22 Feb 2018 17:10pm
WINDHOEK, 22 FEB (NAMPA) The Agro-Marketing Trade Agency (AMTA) has marketed fresh produce to the tune of N.dollars 34 million through its three national hubs during the 2016/17 financial year, a 40 per cent increase, its Managing Director Lungameni Lucas said.
Speaking at AMTAs annual general meeting on Thursday, Lucas said the total value of volume traded through the hubs has increased by 40 per cent compared to the previous year.
The throughput from the Rundu hub was 1 545 Metric Tons (MT) (N.dollars 8.9 million), Ongwediva 1 932 MT (N.dollars 20.8 million) while the Windhoek hub was 1 408 MT (N.dollars 4.9 million).
The main products were potatoes, onions, tomatoes, cabbages, butternuts, watermelons, gem squash, carrots and green peppers.
The total grain released during the period under review was 9 412.71 MT. Of this, 8 151.71 was white maize while 1 261 was Pearl Millet (Mahangu).

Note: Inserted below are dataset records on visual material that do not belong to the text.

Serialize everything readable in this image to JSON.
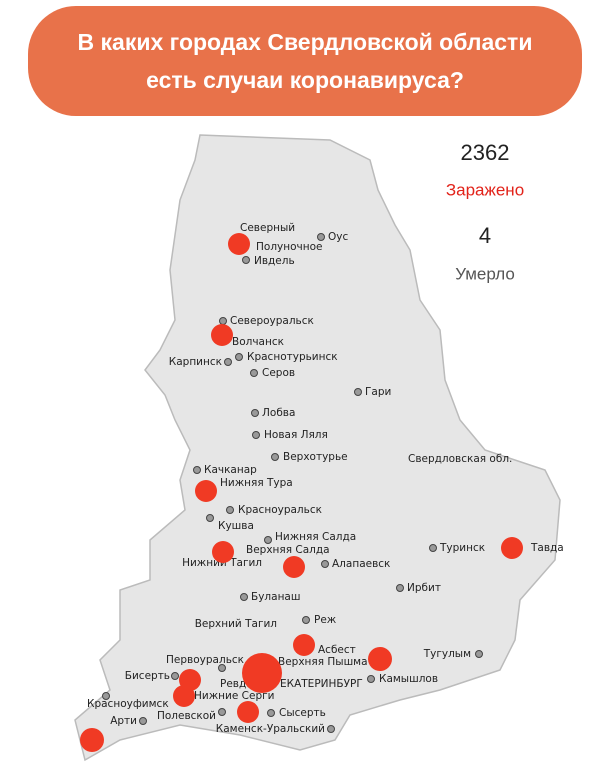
{
  "header": {
    "title_lines": [
      "В каких городах Свердловской области",
      "есть случаи коронавируса?"
    ]
  },
  "stats": {
    "infected": {
      "value": 2362,
      "label": "Заражено"
    },
    "deaths": {
      "value": 4,
      "label": "Умерло"
    }
  },
  "region_label": "Свердловская обл.",
  "cities": [
    "Северный",
    "Полуночное",
    "Ивдель",
    "Оус",
    "Североуральск",
    "Волчанск",
    "Карпинск",
    "Краснотурьинск",
    "Серов",
    "Гари",
    "Лобва",
    "Новая Ляля",
    "Верхотурье",
    "Качканар",
    "Нижняя Тура",
    "Красноуральск",
    "Кушва",
    "Нижняя Салда",
    "Верхняя Салда",
    "Нижний Тагил",
    "Алапаевск",
    "Туринск",
    "Тавда",
    "Ирбит",
    "Буланаш",
    "Реж",
    "Верхний Тагил",
    "Асбест",
    "Тугулым",
    "Первоуральск",
    "Верхняя Пышма",
    "Бисерть",
    "Ревда",
    "ЕКАТЕРИНБУРГ",
    "Камышлов",
    "Нижние Серги",
    "Красноуфимск",
    "Арти",
    "Полевской",
    "Сысерть",
    "Каменск-Уральский"
  ]
}
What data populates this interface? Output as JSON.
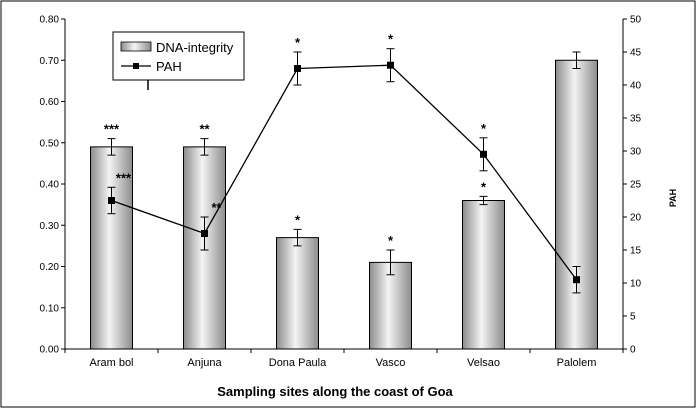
{
  "chart_data": {
    "type": "bar",
    "categories": [
      "Aram  bol",
      "Anjuna",
      "Dona Paula",
      "Vasco",
      "Velsao",
      "Palolem"
    ],
    "xlabel": "Sampling sites along the coast of Goa",
    "ylabel": "",
    "y2label": "PAH",
    "ylim": [
      0,
      0.8
    ],
    "y2lim": [
      0,
      50
    ],
    "yticks": [
      "0.00",
      "0.10",
      "0.20",
      "0.30",
      "0.40",
      "0.50",
      "0.60",
      "0.70",
      "0.80"
    ],
    "y2ticks": [
      "0",
      "5",
      "10",
      "15",
      "20",
      "25",
      "30",
      "35",
      "40",
      "45",
      "50"
    ],
    "legend_position": "top-left",
    "series": [
      {
        "name": "DNA-integrity",
        "type": "bar",
        "axis": "left",
        "values": [
          0.49,
          0.49,
          0.27,
          0.21,
          0.36,
          0.7
        ],
        "errors": [
          0.02,
          0.02,
          0.02,
          0.03,
          0.01,
          0.02
        ],
        "significance": [
          "***",
          "**",
          "*",
          "*",
          "*",
          ""
        ]
      },
      {
        "name": "PAH",
        "type": "line",
        "axis": "right",
        "values": [
          22.5,
          17.5,
          42.5,
          43.0,
          29.5,
          10.5
        ],
        "errors": [
          2.0,
          2.5,
          2.5,
          2.5,
          2.5,
          2.0
        ],
        "significance": [
          "***",
          "**",
          "*",
          "*",
          "*",
          ""
        ]
      }
    ]
  }
}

In addition, for the fourth year running, AMTA has received an unqualified audit opinion, something worth commending in the face of parastatals that have become a burden on State coffers, according to Lucas.
For the year under review, AMTA recorded a surplus of N.dollars 26 million, compared to the deficit of N.dollars 62 million last year.
Lucas said 765 samples of agronomic and horticulture products from AMTA were tested and were in compliance with food safety standards of the European Union or Food and Agriculture Association of the United Nations.
At the moment, the government has five silos as part of the National Strategic Food Reserve (NSFR).
NSFR was established with the aim of ensuring that local grain producers have a market for their produce in order to support food security and guarantee that food is available at any given time.
The silos are located in Tsandi (Omusati), Okongo (Ohangwena), Omuthiya (Oshikoto), Rundu (Kavango East) and Katima Mulilo (Zambezi).
However, the current storage capacity of the five silos is 22 900 MT, a 68 per cent shortfall of the national target of 67 000 MT which the organisation aims to address by 2030.
Lucas further listed the pricing of grain, limited access to the market, high cost of laboratory analysis and oversupply or undersupply of certain fresh produce as its chief challenges.
As we speak now, there is an undersupply of onions in Namibia. We dont have onions as we speak. We need to look at how we can programme supply so our produce speak to the needs of the market, he said.